Viver em condomínio

Viver em condomínio não é um processo pacífico face à dificuldade de harmonizar e conciliar a dupla condição de proprietários e comproprietários, pelo que, importa evitar situações susceptíveis de potenciar o surgimento de conflitos de vizinhança. O desiderato deste blogue é abordar as questões práticas inerentes ao regime jurídico da propriedade horizontal, atento o interesse colectivo dos condóminos em geral e administradores em particular.

5/07/2021

Limitar numero procurações

A procuração é um instituto reconhecido no nosso ordenamento jurídico (cfr. os art. 262º e segs. do CC) que tem também aplicação no âmbito da propriedade horizontal (cfr. art. 1431º nº 3 do CC).

Quanto à qualidade do procurador:

O art. 1431º, nº 3 apenas refere que "Os condóminos podem fazer-se representar por procurador", sem concretizar se este procurador tem de ser outro condómino ou se pode ser um terceiro. Neste concreto, a possibilidade de representação por outro associado está prevista no art. 176º, nº 1: "O associado não pode votar, por si ou como representante de outrem, nas matérias em que haja conflito de interesses entre a associação e ele, seu cônjuge, ascendentes ou descendentes."
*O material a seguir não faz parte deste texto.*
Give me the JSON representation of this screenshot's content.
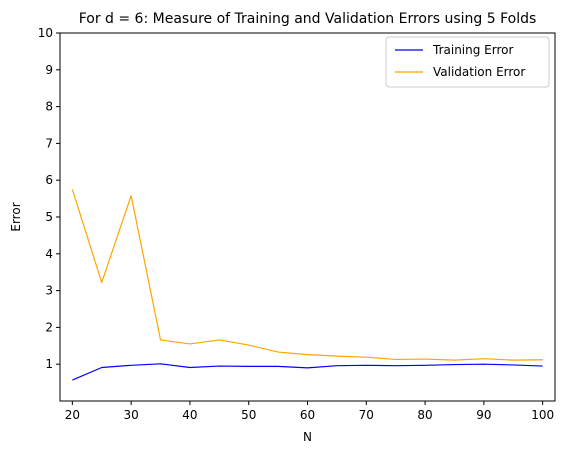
{
  "chart_data": {
    "type": "line",
    "title": "For d = 6: Measure of Training and Validation Errors using 5 Folds",
    "xlabel": "N",
    "ylabel": "Error",
    "x": [
      20,
      25,
      30,
      35,
      40,
      45,
      50,
      55,
      60,
      65,
      70,
      75,
      80,
      85,
      90,
      95,
      100
    ],
    "series": [
      {
        "name": "Training Error",
        "color": "#0000ff",
        "values": [
          0.57,
          0.91,
          0.97,
          1.01,
          0.91,
          0.95,
          0.94,
          0.94,
          0.9,
          0.96,
          0.97,
          0.96,
          0.97,
          0.99,
          1.0,
          0.98,
          0.95
        ]
      },
      {
        "name": "Validation Error",
        "color": "#ffa500",
        "values": [
          5.75,
          3.22,
          5.58,
          1.66,
          1.55,
          1.66,
          1.52,
          1.33,
          1.26,
          1.22,
          1.19,
          1.13,
          1.14,
          1.11,
          1.15,
          1.11,
          1.12
        ]
      }
    ],
    "xlim": [
      17.9,
      102.1
    ],
    "ylim": [
      0,
      10
    ],
    "xticks": [
      20,
      30,
      40,
      50,
      60,
      70,
      80,
      90,
      100
    ],
    "yticks": [
      1,
      2,
      3,
      4,
      5,
      6,
      7,
      8,
      9,
      10
    ],
    "grid": false,
    "legend": "top-right"
  }
}
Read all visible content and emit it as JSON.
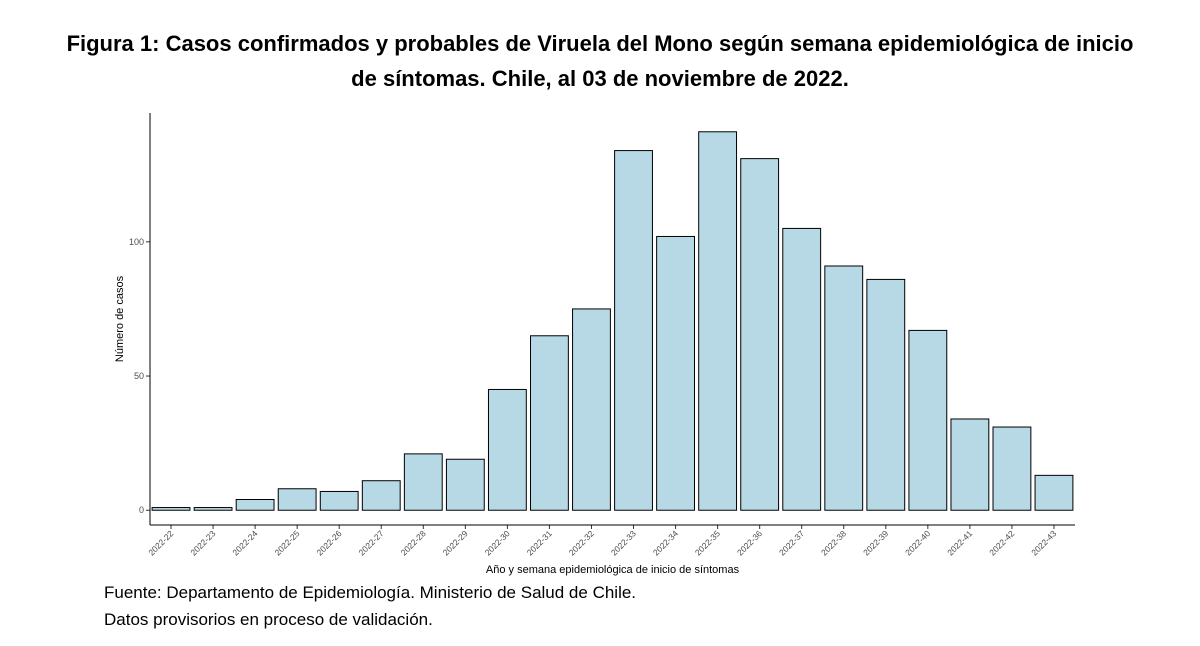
{
  "title": {
    "line1": "Figura 1: Casos confirmados y probables de Viruela del Mono según semana epidemiológica de inicio",
    "line2": "de síntomas. Chile, al 03 de noviembre de 2022."
  },
  "footer": {
    "source": "Fuente: Departamento de Epidemiología. Ministerio de Salud de Chile.",
    "note": "Datos provisorios en proceso de validación."
  },
  "chart_data": {
    "type": "bar",
    "title": "Figura 1: Casos confirmados y probables de Viruela del Mono según semana epidemiológica de inicio de síntomas. Chile, al 03 de noviembre de 2022.",
    "xlabel": "Año y semana epidemiológica de inicio de síntomas",
    "ylabel": "Número de casos",
    "categories": [
      "2022-22",
      "2022-23",
      "2022-24",
      "2022-25",
      "2022-26",
      "2022-27",
      "2022-28",
      "2022-29",
      "2022-30",
      "2022-31",
      "2022-32",
      "2022-33",
      "2022-34",
      "2022-35",
      "2022-36",
      "2022-37",
      "2022-38",
      "2022-39",
      "2022-40",
      "2022-41",
      "2022-42",
      "2022-43"
    ],
    "values": [
      1,
      1,
      4,
      8,
      7,
      11,
      21,
      19,
      45,
      65,
      75,
      134,
      102,
      141,
      131,
      105,
      91,
      86,
      67,
      34,
      31,
      13
    ],
    "yticks": [
      0,
      50,
      100
    ],
    "ylim": [
      -5.5,
      148
    ],
    "grid": false,
    "legend": "none",
    "colors": {
      "bar_fill": "#b7d9e6",
      "bar_stroke": "#000000",
      "axis": "#000000"
    }
  }
}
Deste preceito infere-se que o legislador ao referir «representante de outrem», refere-se a outro associado porquanto a assembleia não é pública, é associativa e nela apenas participam os respectivos associados. No entanto não se vê razão para impedir a representação por um terceiro. No entanto, ressalva-se a hipótese de, no âmbito da liberdade de auto-regulação e auto-gestão, os estatutos determinarem de outra forma e, designadamente, de fixarem o princípio de que somente associados podem estar presentes na assembleia geral.

Ora," segundo o princípio da interpretação das leis em conformidade com a Constituição, no caso de normas polissémicas ou plurissignificativas, deve dar-se preferência à interpretação que lhe dê um sentido em conformidade com a Constituição" (cfr. Gomes Canotilho, Direito Constitucional e Teoria da Constituição, 7.ª ed., Almedina, pp. 1226 e 1227).

Ou seja, o elemento sistemático da interpretação que atende à unidade do sistema jurídico - que tem, por natureza, no topo a própria Constituição - é decisivo a favor da interpretação que se propugna, fluindo de todo o exposto que deverá fazer-se uma interpretação extensiva do art. 175º do CC de molde a concluir que a alusão a associados presentes abarca a presença jurídica através do instituto da representação. Interpretação contrária colide com a liberdade de associação consagrada na Constituição.

No regime da propriedade horizontal, face a igual princípio, o procurador poderá ser qualquer pessoa, condómino ou não, sendo que continuam a valer as limitações à utilização da procuração que decorrem do art. 176º, nº 1, nos termos do qual, e com a devida analogia, o condómino não pode votar, por si ou como representante de outro, nas matérias em que haja conflito de interesses entre o condomínio e ele, seu cônjuge, ascendentes ou descendentes.

O elemento sistemático da interpretação é claramente abonatório da interpretação aqui havida defendida.

Quanto ao número de procurações:

Face à omissão da lei pode ocorrer o risco de - no limite - a assembleia geral poder decorrer só com um condómino ou com um número de condóminos muito limitado ou até de as procurações ficarem na posse do administrador que, por força daquelas, se apossariam do querer colectivo, perigando a genuína democraticidade das decisões que se pretendem colegiais.

Assim, na aplicação do direito, importa procurar soluções razoáveis que se sobrelevem na procura de uma verdade apodíctica, onde a noção do razoável tenha sobretudo que ver com critérios sociológicos. Assim é razoável perguntar: deve o Regulamento impor um limite ao número de procurações?

A resposta só pode ser afirmativa, porque na verdade, não poderá deixar de se reconhecer a possibilidade de optar por uma solução organizativa e procedimental que assegure a democraticidade do debate por via de uma regra normativa que imponha tais limitações sem contudo restringir a salvaguarda do direito de representação.

Pelo exposto, podem os condóminos em sede de regulamento disciplinar que um condómino ou terceiro só pode ser portador de um determinado número de procurações e/ou que o administrador não é elegível como representante.

Quanto à forma:

Pese embora haja muita gente com opinião publicada, onde defendem que as procurações devem ser reduzidas a escrito, sob pena de se considerarem inexistentes, o que, em bom rigor, não corresponde à verdade dos factos, como resulta da decisão do Ac. TC nº 18/2006: "A representação é uma possibilidade geral de qualquer ordem jurídica moderna: só deve ser afastada perante normas expressas que o determinem. Segundo o artigo 262º, nº 2, a procuração nem teria de assumir qualquer forma solene."